15. Per quanto riguarda, infine, l’impostazione delle politiche monetarie l’ipotesi adottata è che
nell’Area Euro il livello dei tassi sarà rialzato, ma per appena 25 punti base, dopo la prima
metà del 2010, mentre un successivo intervento, di pari entità, è atteso entro la fine dello
stesso anno. L’inflazione, attesa in crescita dallo 0,2% del 2009 all’1% del 2010, dovrebbe
infatti spingere la BCE a procedere gradualmente verso il riassorbimento dell’ampia liquidità
iniettata nel sistema. Le esigenze di ancoraggio delle aspettative inflazionistiche di lungo
termine dovrebbero poi spingere la BCE ad un intervento più marcato nel 2011, con il tasso di
riferimento che dovrebbe portarsi al 2,75% entro la fine dell’anno.

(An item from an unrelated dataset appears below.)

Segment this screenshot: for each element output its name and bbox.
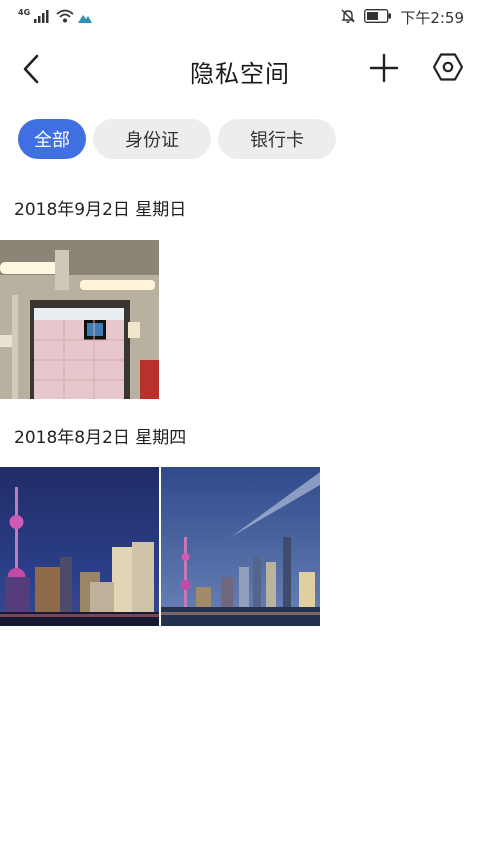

16. Sul fronte della Federal Reserve, invece, si prevede che, dato il livello attuale prossimo
allo zero dei fed funds, e tenuto conto della più vigorosa ripresa economica prevista per il
prossimo anno, gli interventi di inversione dell’intonazione della politica monetaria potrebbero
verificarsi prima. Le attese sono per un tasso di policy che alla fine del prossimo anno
dovrebbe attestarsi all’1,25%, in crescita di un punto percentuale rispetto al 2009, per poi
toccare quota 2,25% a fine 2011. Il divario tra i tassi BCE e FED dovrebbe quindi passare dagli
attuali 75 punti base ai 50 punti base nell’ultimo anno di previsione.

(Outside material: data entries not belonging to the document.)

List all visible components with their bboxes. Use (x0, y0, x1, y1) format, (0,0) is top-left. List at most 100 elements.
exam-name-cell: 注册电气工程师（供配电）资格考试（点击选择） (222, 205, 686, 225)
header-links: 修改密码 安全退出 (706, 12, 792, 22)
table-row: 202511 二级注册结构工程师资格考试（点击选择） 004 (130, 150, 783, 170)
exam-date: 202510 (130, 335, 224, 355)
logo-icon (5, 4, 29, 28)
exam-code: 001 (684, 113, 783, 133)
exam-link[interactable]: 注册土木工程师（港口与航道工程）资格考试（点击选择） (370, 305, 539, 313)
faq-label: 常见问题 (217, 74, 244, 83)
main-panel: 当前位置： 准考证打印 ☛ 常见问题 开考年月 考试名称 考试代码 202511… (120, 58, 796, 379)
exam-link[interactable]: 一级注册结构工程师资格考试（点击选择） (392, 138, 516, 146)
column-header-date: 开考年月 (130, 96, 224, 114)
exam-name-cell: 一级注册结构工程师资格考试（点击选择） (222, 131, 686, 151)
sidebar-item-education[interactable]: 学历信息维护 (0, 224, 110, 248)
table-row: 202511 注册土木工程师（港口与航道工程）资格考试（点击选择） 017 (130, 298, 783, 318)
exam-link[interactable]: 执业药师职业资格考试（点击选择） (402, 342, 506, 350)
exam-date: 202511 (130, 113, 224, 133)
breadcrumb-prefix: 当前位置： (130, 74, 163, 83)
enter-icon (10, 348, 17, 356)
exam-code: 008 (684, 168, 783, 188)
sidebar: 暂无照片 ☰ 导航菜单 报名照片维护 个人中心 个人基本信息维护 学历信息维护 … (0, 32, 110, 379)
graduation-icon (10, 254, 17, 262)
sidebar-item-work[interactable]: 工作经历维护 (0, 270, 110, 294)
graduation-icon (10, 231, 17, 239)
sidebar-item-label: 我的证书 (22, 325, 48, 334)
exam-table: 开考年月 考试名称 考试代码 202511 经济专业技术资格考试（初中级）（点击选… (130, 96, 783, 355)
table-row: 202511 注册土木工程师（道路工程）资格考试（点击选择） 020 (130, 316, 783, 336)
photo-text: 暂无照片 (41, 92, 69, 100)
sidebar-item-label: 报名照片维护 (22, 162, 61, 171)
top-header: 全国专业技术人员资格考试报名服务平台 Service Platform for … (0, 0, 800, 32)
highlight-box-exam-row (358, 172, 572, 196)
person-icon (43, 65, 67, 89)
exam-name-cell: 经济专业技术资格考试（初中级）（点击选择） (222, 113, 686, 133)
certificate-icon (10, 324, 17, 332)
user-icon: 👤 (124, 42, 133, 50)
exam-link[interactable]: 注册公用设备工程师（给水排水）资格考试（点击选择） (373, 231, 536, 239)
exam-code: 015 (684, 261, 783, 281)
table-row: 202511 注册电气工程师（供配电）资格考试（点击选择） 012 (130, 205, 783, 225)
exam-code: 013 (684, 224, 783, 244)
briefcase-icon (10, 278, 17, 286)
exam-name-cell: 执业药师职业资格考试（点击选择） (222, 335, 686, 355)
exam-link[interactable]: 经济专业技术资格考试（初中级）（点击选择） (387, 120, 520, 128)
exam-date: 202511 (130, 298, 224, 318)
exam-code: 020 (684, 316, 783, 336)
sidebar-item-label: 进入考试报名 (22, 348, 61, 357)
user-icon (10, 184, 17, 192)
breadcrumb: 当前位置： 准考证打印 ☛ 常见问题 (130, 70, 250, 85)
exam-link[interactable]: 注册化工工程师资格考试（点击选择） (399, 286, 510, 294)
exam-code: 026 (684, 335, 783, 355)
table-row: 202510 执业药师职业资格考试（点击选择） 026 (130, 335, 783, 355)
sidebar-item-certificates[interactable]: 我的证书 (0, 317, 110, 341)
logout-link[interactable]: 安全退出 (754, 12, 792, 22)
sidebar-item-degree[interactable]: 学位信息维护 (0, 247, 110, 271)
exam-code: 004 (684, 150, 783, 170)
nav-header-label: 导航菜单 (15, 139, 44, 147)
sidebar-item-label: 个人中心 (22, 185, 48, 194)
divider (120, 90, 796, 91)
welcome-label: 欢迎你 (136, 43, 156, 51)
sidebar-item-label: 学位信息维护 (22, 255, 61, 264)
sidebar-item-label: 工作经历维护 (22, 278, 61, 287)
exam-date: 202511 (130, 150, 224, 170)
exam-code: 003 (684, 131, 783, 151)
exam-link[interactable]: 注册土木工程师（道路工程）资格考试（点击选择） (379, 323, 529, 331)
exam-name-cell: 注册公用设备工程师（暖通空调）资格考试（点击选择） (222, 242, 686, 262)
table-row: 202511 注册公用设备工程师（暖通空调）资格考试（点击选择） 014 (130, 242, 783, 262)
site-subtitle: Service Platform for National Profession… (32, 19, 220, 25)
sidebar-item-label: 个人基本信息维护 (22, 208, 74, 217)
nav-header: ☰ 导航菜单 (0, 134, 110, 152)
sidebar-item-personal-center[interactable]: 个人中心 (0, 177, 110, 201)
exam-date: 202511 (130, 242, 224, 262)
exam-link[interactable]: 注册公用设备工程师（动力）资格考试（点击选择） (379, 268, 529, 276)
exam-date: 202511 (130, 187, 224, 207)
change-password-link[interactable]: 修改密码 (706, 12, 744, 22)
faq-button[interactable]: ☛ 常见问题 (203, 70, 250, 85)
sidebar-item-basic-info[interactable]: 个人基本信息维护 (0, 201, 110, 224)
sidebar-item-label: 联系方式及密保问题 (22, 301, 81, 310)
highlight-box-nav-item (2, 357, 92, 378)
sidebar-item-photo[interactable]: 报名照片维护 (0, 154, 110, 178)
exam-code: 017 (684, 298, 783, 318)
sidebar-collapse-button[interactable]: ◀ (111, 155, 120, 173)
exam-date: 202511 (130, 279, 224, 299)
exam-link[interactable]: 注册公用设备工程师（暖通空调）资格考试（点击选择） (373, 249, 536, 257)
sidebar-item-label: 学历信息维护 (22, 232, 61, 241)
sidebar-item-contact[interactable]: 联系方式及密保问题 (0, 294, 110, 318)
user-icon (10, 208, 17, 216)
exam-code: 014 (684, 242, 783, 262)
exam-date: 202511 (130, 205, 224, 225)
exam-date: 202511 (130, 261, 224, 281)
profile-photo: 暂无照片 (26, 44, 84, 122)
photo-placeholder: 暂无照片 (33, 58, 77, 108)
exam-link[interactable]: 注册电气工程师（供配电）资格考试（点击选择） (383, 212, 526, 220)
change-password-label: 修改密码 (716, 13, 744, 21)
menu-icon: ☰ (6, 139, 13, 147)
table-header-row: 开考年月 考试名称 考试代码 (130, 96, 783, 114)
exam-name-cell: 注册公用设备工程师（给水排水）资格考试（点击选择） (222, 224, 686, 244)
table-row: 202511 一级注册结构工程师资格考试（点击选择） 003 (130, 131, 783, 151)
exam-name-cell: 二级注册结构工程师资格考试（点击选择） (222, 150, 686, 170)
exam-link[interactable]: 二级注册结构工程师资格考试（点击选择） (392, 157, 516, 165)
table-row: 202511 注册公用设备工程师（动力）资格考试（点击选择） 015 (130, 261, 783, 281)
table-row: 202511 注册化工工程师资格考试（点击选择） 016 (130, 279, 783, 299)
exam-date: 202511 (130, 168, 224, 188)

17. Agli impulsi sui tassi a breve, i tassi d’interesse a lungo termine risponderanno con
lentezza: ne discenderà un appiattimento della curva per scadenza dei rendimenti, la cui
inclinazione era aumentata negli ultimi mesi a riflesso delle aspettative dei mercati su un rialzo
dei tassi nel medio termine. Alla fine del triennio di previsione lo spread tra tasso di policy e
tasso benchmark sarà pari a 2,8 punti percentuali in USA e 2 punti nell’Area euro.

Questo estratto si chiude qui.